Ces fables sont dissipées de nos jours. Ceux qui connaissent le nom d'Aristote, savent de lui ce que l'histoire nous en apprend ; il n'y a plus de place aujourd'hui pour la légende. Nous savons mieux apprécier le profond génie du philosophe. Si nous ignorons à peu près par quels enseignements il forma son royal élève, nous l'admirons moins pour avoir été le maître d'Alexandre que pour avoir donné par ses travaux une grande et belle idée de ce que peut l'esprit de l'homme fortifié par l'étude et soutenu par une méditation attentive des lois qui le régissent.

HISTOIRE

DE

PTOCHOLÉON.

Le manuscrit grec de la Bibliothèque nationale qui porte le n° 390 contient, du folio 71, recto, au folio 75, verso, un petit conte de 384 vers non rimés, qui a pour objet les Aventures d'un sage vieillard ainsi désigné Περὶ τοῦ γέροντος τοῦ φρονίμου Μουτζοκουρεμένου. En voici l'analyse :

"Jadis vivait un homme riche, illustre et honoré. Son existence était brillante; il avait beaucoup de fils, beaucoup de filles. Sa sagesse et son savoir le mettaient au-dessus de tous ses concitoyens; sa vertu le distinguait bien plus encore que la noblesse de sa naissance. Quoiqu'un peu trop grand parleur, il n'était soumis à aucun des vices qui travaillent les hommes.
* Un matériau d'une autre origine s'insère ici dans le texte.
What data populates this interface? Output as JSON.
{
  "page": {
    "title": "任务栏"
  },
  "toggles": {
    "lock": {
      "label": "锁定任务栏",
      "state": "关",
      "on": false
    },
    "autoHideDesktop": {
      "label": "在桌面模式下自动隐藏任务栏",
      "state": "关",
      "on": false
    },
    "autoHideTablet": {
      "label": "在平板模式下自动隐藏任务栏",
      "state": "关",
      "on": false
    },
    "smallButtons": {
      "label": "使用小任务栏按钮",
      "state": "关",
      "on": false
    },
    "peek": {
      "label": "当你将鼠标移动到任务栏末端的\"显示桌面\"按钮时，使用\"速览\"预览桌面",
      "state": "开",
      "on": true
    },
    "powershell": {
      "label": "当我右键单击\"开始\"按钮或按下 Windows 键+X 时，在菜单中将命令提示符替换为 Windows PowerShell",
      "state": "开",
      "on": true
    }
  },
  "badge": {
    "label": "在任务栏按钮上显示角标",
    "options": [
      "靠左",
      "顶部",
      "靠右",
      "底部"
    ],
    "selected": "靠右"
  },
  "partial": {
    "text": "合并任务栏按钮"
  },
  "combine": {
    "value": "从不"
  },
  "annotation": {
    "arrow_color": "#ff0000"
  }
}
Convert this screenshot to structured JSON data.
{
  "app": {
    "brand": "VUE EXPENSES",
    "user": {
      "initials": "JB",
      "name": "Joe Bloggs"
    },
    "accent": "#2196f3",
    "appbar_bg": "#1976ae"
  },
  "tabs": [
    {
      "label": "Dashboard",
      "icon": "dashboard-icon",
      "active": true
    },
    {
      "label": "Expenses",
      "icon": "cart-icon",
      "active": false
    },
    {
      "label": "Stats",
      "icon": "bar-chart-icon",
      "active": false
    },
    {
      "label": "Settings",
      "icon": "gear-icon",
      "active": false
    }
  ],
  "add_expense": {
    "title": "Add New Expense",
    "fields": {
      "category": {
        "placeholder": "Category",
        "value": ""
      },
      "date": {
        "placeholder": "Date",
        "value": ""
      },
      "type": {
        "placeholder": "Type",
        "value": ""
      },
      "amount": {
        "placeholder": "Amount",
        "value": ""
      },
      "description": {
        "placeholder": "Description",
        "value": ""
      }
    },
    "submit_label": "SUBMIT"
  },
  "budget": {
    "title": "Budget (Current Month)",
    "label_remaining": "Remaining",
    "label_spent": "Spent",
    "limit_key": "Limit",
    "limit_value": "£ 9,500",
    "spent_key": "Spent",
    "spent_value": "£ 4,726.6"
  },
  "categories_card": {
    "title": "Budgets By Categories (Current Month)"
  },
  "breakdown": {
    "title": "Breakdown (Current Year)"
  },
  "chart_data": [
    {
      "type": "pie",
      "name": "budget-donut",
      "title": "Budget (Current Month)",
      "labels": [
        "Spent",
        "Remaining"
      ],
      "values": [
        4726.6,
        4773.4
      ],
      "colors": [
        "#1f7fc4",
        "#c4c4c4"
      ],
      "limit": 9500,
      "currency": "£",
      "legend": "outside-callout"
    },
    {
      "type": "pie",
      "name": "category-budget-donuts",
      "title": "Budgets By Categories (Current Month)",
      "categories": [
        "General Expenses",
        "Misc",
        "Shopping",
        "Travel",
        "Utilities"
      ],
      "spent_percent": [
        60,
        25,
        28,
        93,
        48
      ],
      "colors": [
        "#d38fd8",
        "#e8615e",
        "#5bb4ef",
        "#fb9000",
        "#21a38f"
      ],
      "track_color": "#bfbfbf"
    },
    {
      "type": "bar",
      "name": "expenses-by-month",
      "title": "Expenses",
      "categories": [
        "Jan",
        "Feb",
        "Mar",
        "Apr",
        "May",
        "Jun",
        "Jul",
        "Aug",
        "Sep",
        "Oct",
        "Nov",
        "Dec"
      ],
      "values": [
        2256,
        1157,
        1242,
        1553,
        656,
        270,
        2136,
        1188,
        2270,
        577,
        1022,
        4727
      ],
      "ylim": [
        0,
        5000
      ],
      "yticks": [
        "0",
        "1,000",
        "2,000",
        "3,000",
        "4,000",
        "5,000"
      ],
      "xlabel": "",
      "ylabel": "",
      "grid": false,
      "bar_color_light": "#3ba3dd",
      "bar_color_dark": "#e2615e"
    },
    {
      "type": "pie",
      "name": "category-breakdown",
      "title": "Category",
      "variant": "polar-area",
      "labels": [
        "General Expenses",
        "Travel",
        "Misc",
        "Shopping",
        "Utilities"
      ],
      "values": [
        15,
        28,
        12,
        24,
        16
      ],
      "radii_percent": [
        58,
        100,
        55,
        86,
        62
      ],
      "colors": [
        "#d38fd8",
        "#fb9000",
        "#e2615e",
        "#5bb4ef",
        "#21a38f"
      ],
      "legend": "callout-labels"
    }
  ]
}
Ni le vol, ni la débauche, ni le jeu, n'avaient accès près de lui. A ces avantages s'en joignaient d'autres d'une moindre importance, qui ne laissaient pas cependant d'avoir leur prix, puisque le poëte les signale; il portait une longue barbe blanchie par les années (1).

(1) Guillaume de Tyr, Histoire des Croisades, t. I, p. 516, fait ainsi le portrait de Baudouin : « Façonnés fu cis noviaus rois de Jérusalem com haus hom; il fu grans de cors, biaus et clers de visage, cheveus ot blons, mais n'en ot mie mout, et fu melle de chennes (canis mixto). La barbe n'ot pas espesse, mais elle fu longue jusque au piz, selon la coutume qu'il avoient lors en cele terre. »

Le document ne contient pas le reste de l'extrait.